Add the Tigers to the growing list of teams with a level of interest in Cuban teenage talent Yoan Moncada. The team brought in the 19-year-old switch-hitting infielder for a workout last week in Lakeland.

Lynn Henning of the Detroit News first reported Sunday the Tigers had seen Moncada work out privately. MLB.com later confirmed the Tigers had brought him in to work out for team officials at the Tigers’ Spring Training complex. Moncada also worked out for the Rays last week down the road at Tropicana Field.

Moncada had a showcase last month in Guatemala before scouts from most Major League clubs.

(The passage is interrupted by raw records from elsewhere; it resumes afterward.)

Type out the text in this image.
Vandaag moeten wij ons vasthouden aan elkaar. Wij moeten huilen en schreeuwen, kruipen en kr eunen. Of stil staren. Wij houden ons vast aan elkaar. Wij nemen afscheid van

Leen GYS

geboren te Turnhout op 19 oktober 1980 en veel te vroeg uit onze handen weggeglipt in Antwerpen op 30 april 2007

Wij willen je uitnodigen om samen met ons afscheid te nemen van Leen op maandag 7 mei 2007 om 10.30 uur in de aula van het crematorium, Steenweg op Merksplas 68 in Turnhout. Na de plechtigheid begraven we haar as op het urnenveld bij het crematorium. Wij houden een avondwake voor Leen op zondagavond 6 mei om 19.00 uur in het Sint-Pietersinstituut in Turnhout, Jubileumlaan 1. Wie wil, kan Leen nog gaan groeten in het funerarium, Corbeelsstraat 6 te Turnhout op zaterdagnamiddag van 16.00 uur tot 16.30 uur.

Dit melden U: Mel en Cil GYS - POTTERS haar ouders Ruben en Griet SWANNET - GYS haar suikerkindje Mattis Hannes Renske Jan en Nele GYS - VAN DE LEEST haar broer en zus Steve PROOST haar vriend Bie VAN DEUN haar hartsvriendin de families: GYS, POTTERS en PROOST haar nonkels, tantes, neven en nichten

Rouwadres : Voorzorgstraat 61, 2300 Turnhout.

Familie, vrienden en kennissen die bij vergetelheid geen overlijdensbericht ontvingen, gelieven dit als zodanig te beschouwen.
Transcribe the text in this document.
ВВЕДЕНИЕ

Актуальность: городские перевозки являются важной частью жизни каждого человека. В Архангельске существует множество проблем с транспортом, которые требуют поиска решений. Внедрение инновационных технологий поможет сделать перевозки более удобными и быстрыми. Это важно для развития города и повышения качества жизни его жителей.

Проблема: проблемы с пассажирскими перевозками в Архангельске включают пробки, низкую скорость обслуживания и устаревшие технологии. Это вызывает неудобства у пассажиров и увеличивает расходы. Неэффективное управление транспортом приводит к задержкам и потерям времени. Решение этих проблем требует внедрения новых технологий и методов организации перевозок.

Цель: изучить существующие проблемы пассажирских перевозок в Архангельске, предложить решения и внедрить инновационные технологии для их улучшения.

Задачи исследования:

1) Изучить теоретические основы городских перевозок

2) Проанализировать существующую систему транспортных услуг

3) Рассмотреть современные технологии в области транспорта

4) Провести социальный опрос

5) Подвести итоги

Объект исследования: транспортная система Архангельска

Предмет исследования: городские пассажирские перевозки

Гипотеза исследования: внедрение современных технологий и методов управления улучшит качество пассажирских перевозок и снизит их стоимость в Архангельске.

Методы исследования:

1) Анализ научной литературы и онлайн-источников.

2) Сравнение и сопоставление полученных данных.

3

Moncada established residency in the Central American country and has been heading to the states for workouts since. MLB.com’s Jesse Sanchez reports Moncada has also worked out for the Yankees, Red Sox, Dodgers, Padres, Giants, Rangers and Brewers, with the Cubs, Phillies and Cardinals also interested.

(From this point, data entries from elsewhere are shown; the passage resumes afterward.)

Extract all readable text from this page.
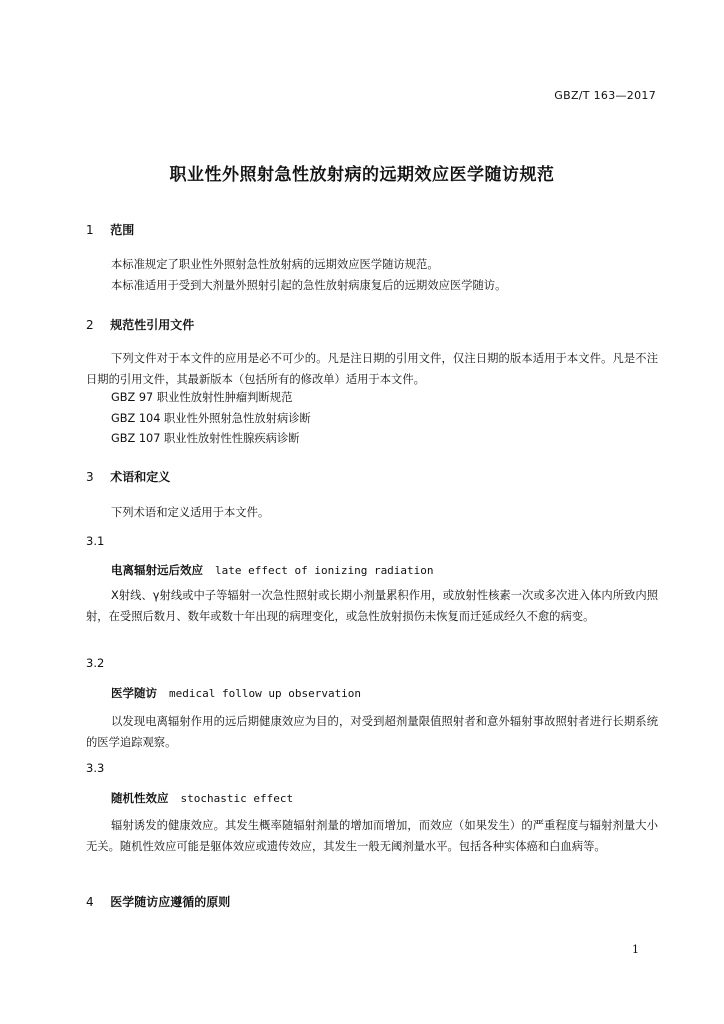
GBZ/T 163—2017
职业性外照射急性放射病的远期效应医学随访规范
1 范围
本标准规定了职业性外照射急性放射病的远期效应医学随访规范。
本标准适用于受到大剂量外照射引起的急性放射病康复后的远期效应医学随访。
2 规范性引用文件
下列文件对于本文件的应用是必不可少的。凡是注日期的引用文件，仅注日期的版本适用于本文件。凡是不注日期的引用文件，其最新版本（包括所有的修改单）适用于本文件。
GBZ 97 职业性放射性肿瘤判断规范
GBZ 104 职业性外照射急性放射病诊断
GBZ 107 职业性放射性性腺疾病诊断
3 术语和定义
下列术语和定义适用于本文件。
3.1
电离辐射远后效应 late effect of ionizing radiation
X射线、γ射线或中子等辐射一次急性照射或长期小剂量累积作用，或放射性核素一次或多次进入体内所致内照射，在受照后数月、数年或数十年出现的病理变化，或急性放射损伤未恢复而迁延成经久不愈的病变。
3.2
医学随访 medical follow up observation
以发现电离辐射作用的远后期健康效应为目的，对受到超剂量限值照射者和意外辐射事故照射者进行长期系统的医学追踪观察。
3.3
随机性效应 stochastic effect
辐射诱发的健康效应。其发生概率随辐射剂量的增加而增加，而效应（如果发生）的严重程度与辐射剂量大小无关。随机性效应可能是躯体效应或遗传效应，其发生一般无阈剂量水平。包括各种实体癌和白血病等。
4 医学随访应遵循的原则
1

With that much competition, the Tigers’ interest could simply be due diligence at this point, or it could be the prelude for a push depending on how far the bidding goes. A lot might depend on bigger-market teams’ involvement.

Since Moncada is younger than 23 and didn’t play pro ball in Cuba, he’s subject to international signing guidelines, including the bonus restrictions each team is given. Each team gets a $700,000 base pool plus bonuses based on reverse order of finish the previous season. The Tigers had the sixth-lowest spending pool at $1,946,900, while the Astros had just over $5 million.

Fitting Moncada within what’s left of those pools isn’t likely to happen. The key is having money left to spend, and being allowed to spend it.

The Tigers rarely make big-ticket signings on the international market. They were in the market for Cuban outfielder Rusney Castillo last summer and Yoenis Cespedes a few years ago, but they qualified as pro free agents. Moncada’s talent level, however, makes him an exception. The Tigers would be subject to penalties if they signed Moncada, putting a cramp in their efforts to restock a farm system that has been thinned out by trades.  The question is whether the impact of Moncada would be worth the lost flexibility in future years.